Blocking the anonymous nets and open proxies help keep the petty vandals down. Organizations trying to whitewash Wikipedia will probably just start buying IP blocks under different names.
This all involves a bit more technical savvy then I would normally give to big corp Windows wankers. I'm sure they'll figure it out eventually.
Newsvine makes no bones about sponsoring people with opinions, whereas Wikipedia makes an effort to provide objectivity.
I think that the Wired article is highly overblown. in the instance of Diebold, for example, the article seems to be monitored much more carefully and for certain articles like the one on fascism there is more monitoring and tagging of content as needing more references or being controversial.
To the point of our discussions on NV, when Wikipedia's citizen-editors have doubts about a piece they're clearly flagged to the community. I think that this makes a big difference. Wikipedia is a live reference that works towards a dynamic version of the truth, and I think that it's very valuable for what it is.

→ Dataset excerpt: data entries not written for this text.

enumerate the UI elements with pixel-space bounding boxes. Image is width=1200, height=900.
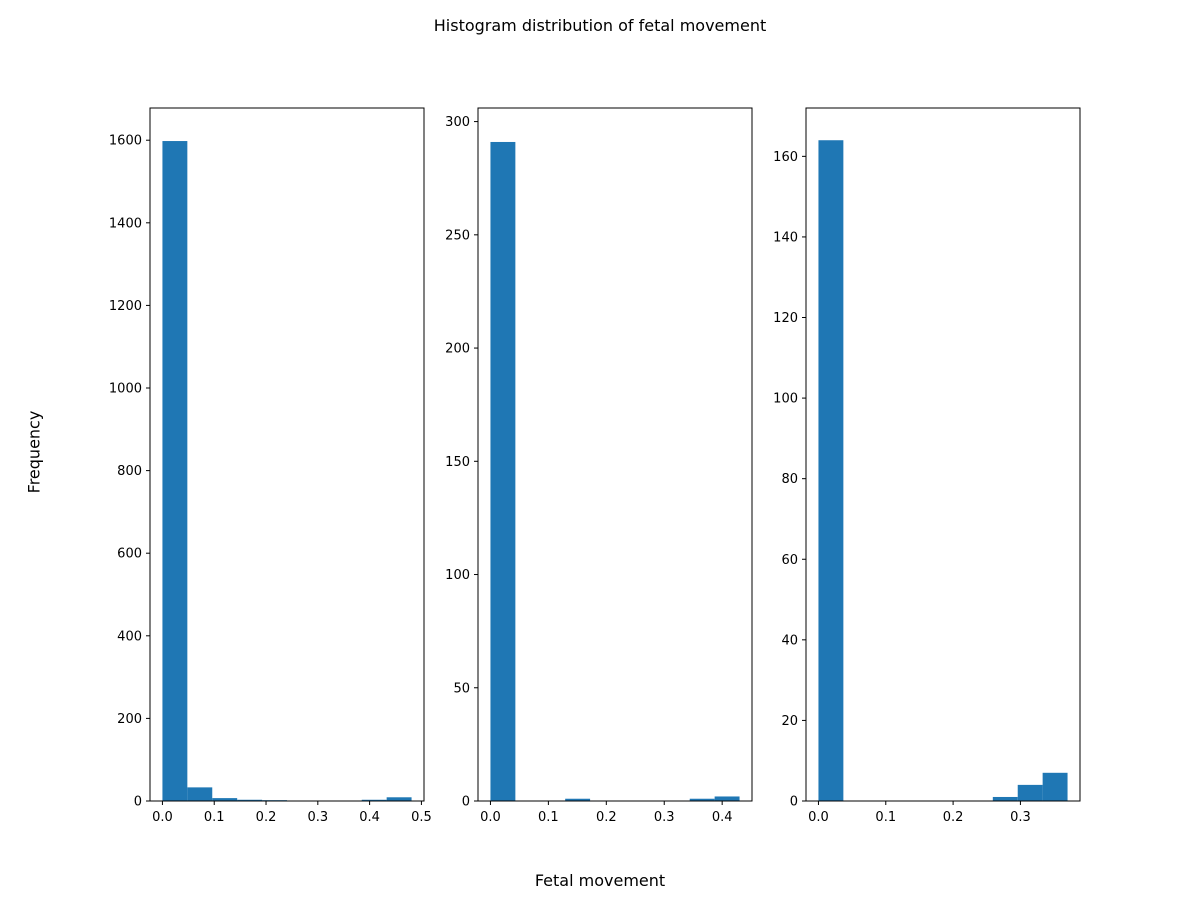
histogram-bar [490, 141, 516, 801]
subplot-3: 0.0 0.1 0.2 0.3 0 20 40 60 80 100 120 140 160 [773, 107, 1081, 825]
y-tick-label: 60 [781, 553, 798, 568]
figure-x-axis-label: Fetal movement [534, 871, 666, 890]
y-tick-label: 50 [453, 681, 470, 696]
x-tick-label: 0.2 [596, 810, 617, 825]
axes-frame [477, 107, 753, 802]
y-tick-label: 1600 [109, 134, 142, 149]
histogram-bar [237, 799, 263, 801]
subplot-2: 0.0 0.1 0.2 0.3 0.4 0 50 100 150 200 250 300 [445, 107, 753, 825]
y-tick-label: 120 [773, 311, 798, 326]
y-tick-label: 600 [117, 547, 142, 562]
y-tick-label: 160 [773, 150, 798, 165]
histogram-bar [386, 797, 412, 801]
figure-title: Histogram distribution of fetal movement [433, 16, 767, 35]
y-tick-label: 1000 [109, 382, 142, 397]
x-tick-label: 0.2 [256, 810, 277, 825]
histogram-bar [1017, 784, 1043, 801]
histogram-bar [361, 799, 387, 801]
axes-frame [805, 107, 1081, 802]
x-tick-label: 0.4 [359, 810, 380, 825]
y-tick-label: 0 [134, 795, 142, 810]
x-tick-label: 0.5 [411, 810, 432, 825]
x-tick-label: 0.3 [307, 810, 328, 825]
y-tick-label: 80 [781, 472, 798, 487]
y-tick-label: 100 [445, 568, 470, 583]
y-tick-label: 1200 [109, 299, 142, 314]
histogram-bar [187, 787, 213, 801]
x-tick-label: 0.1 [204, 810, 225, 825]
x-tick-label: 0.2 [943, 810, 964, 825]
y-tick-label: 1400 [109, 216, 142, 231]
y-tick-label: 150 [445, 455, 470, 470]
y-tick-label: 200 [445, 342, 470, 357]
x-tick-label: 0.0 [808, 810, 829, 825]
x-tick-label: 0.1 [875, 810, 896, 825]
histogram-bar [992, 796, 1018, 801]
histogram-bar [212, 798, 238, 801]
x-tick-label: 0.3 [654, 810, 675, 825]
x-tick-label: 0.4 [712, 810, 733, 825]
y-tick-label: 0 [462, 795, 470, 810]
x-tick-label: 0.1 [538, 810, 559, 825]
y-tick-label: 100 [773, 392, 798, 407]
y-tick-label: 20 [781, 714, 798, 729]
histogram-bar [689, 798, 715, 801]
y-tick-label: 250 [445, 228, 470, 243]
y-tick-label: 0 [790, 795, 798, 810]
y-tick-label: 300 [445, 115, 470, 130]
y-tick-label: 140 [773, 230, 798, 245]
subplot-1: 0.0 0.1 0.2 0.3 0.4 0.5 0 200 400 600 800 1000 1200 1… [109, 107, 432, 825]
x-tick-label: 0.3 [1010, 810, 1031, 825]
histogram-bar [714, 796, 740, 801]
histogram-bar [162, 141, 188, 802]
histogram-bar [818, 140, 844, 802]
y-tick-label: 40 [781, 633, 798, 648]
y-tick-label: 200 [117, 712, 142, 727]
y-tick-label: 400 [117, 629, 142, 644]
y-tick-label: 800 [117, 464, 142, 479]
x-tick-label: 0.0 [480, 810, 501, 825]
axes-frame [149, 107, 425, 802]
histogram-bar [1042, 772, 1068, 801]
x-tick-label: 0.0 [152, 810, 173, 825]
histogram-bar [565, 798, 591, 801]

I don't think wikipedia will lose any credibility. I don't think most people actually care, they read something and that's enough, and if the source gets questioned most people will think "yeah, but that was probably in the other articles, not the one's I read, and even if I did read one, how bad could it be?"
If it does, people could always go use Citizenduim.org a fork from wikipedia where there's supposed to be some expert oversight.
Indeed, it's not all that big a deal. Wikipedia is still evolving and has a thriving community. Discussions will take place, policies will be made and software will be written to deal with this sort of abuse.
Newsvine makes no bones about sponsoring people with opinions, whereas Wikipedia makes an effort to provide objectivity.
Exactly so the threat of losing credibility for allowing people to post opinions cannot apply to Newsvine.